Un bâtiment sous contraintes

Deux types de contraintes ont fait l’objet d’interventions, d’une part les contraintes de bâtiments patrimoniaux à réaménager, d’autre part les contraintes imposées par les normes de sécurité.

Ignasi Bonet est architecte-conseil pour le Service des bibliothèques de la generalitat de Barcelone. Dans cette région, 101 opérations immobilières ont eu lieu depuis 1993 pour des bibliothèques, dont 34 dans des bâtiments historiques. Deux questions majeures se posent à leur sujet : faut-il réhabiliter ce bâtiment, faut-il (peut-on) y installer une bibliothèque ? Le grand intérêt de la communication d’Ignasi Bonet est d’avoir apporté des réponses sur deux registres : technique, bien sûr, mais aussi politique. C’est ainsi qu’il a défini les principaux critères de décision pour le réemploi d’un bâtiment. D’une part, entrent en compte des critères bibliothéconomiques : capacité de stockage, facilité de fonctionnement, c’est-à-dire nombre, taille et distribution actuelle et possible des salles. D’autre part, des critères urbains, culturels et sociaux (politiques, pour faire vite) : la valeur architecturale du bâtiment, son poids (historique, symbolique) dans la ville, son importance dans l’histoire urbaine, sa capacité à contribuer à une « régénération » urbaine, etc. Pourquoi décider d’y faire une bibliothèque, plutôt qu’autre chose ? Deux facteurs principaux semblent jouer, l’importance de la fréquentation qui fait de la bibliothèque un outil de revitalisation urbaine, la valeur de la bibliothèque pour la communauté. La présentation de nombreux exemples en Catalogne donna de la chair à la démonstration. Des exemples réussis (surtout des bâtiments industriels), des exemples à ne pas reproduire (le Casino de Manresa, qui regorge d’escaliers, de corridors, de lingeries et autres room-services). Oui, convient Ignasi Bonet, en réponse à une question : réhabiliter de l’ancien est plus cher que faire du neuf, mais il s’agit aussi de s’inscrire dans l’histoire de la ville. Un dossier de présentation est accessible sur le web 1.

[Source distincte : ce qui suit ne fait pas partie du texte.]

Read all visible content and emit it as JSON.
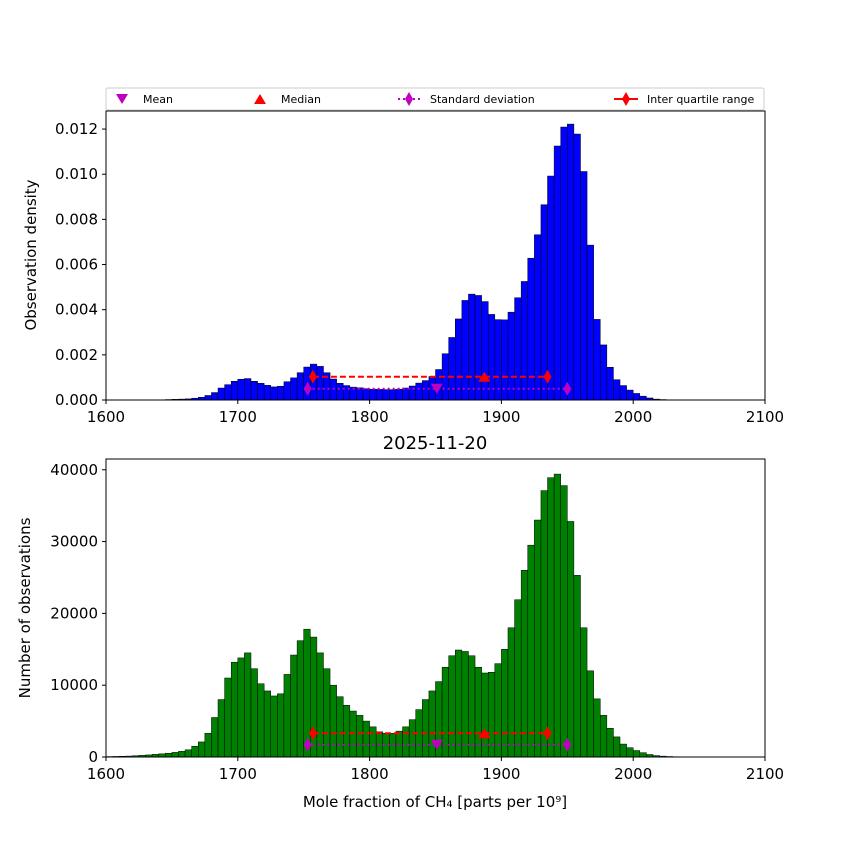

C’est à une tout autre série de contraintes que les architectes Denis Thélot et Nicolas Mayeur consacrèrent leur intervention : celles de la sécurité des personnes, c’est-à-dire la sécurité incendie et anti-panique. Sur ce sujet, qu’ils reconnurent eux-mêmes comme austère, ils réussirent à faire une communication vive et agréable. La réglementation française impose une obligation de moyens, pas de résultats, et concerne les personnes plus que les biens, et parmi les personnes le public et pas le personnel (dont la sécurité relève du code du travail). La catégorisation de la réglementation française est aujourd’hui désuète : elle s’appuie sur les fonctions des établissements recevant du public – bibliothèques, théâtres, musées, restaurants, etc. – alors que la multi-fonctionnalité est de plus en plus répandue. Ainsi, la future bibliothèque de Paris VII va côtoyer, dans les Grands Moulins de Paris, des locaux d’administration, d’enseignement et un restaurant universitaire – toutes catégories d’établissements soumises à des réglementations différentes. Bien plus, souligne Denis Thélot, dans une bibliothèque, on fait, de plus en plus souvent, autre chose que ce qui est traditionnellement envisagé : des concerts, du théâtre, des cocktails, des défilés de mode…

Après ces développements réglementaires, les intervenants firent une brève présentation des contraintes imposées par les règlements de sécurité, et notamment la compartimentation des espaces (pas plus de 1 200 m2) et la multiplication des issues de secours. Enfin, la conclusion de Nicolas Mayeur fut une brillante et nostalgique réflexion sur les escaliers : l’impossibilité aujourd’hui, en raison des règlements, de faire un vrai travail architectural sur les escaliers et la perte de sens symbolique qui en découle.

La bibliothèque verte

Il y a de l’écologie dans les bibliothèques – du moins, il y a, de plus en plus, du développement durable dans leurs bâtiments. Deux intervenants abordèrent ce sujet inattendu : l’architecte américain Jeffrey Scherer et le consultant français Alain Bornarel. Pour résumer, deux préoccupations animent les tenants de la bibliothèque verte (de l’architecture verte) : faire un bâtiment qui puisse servir à plus d’une génération, réduire les effets négatifs des bâtiments sur leur environnement.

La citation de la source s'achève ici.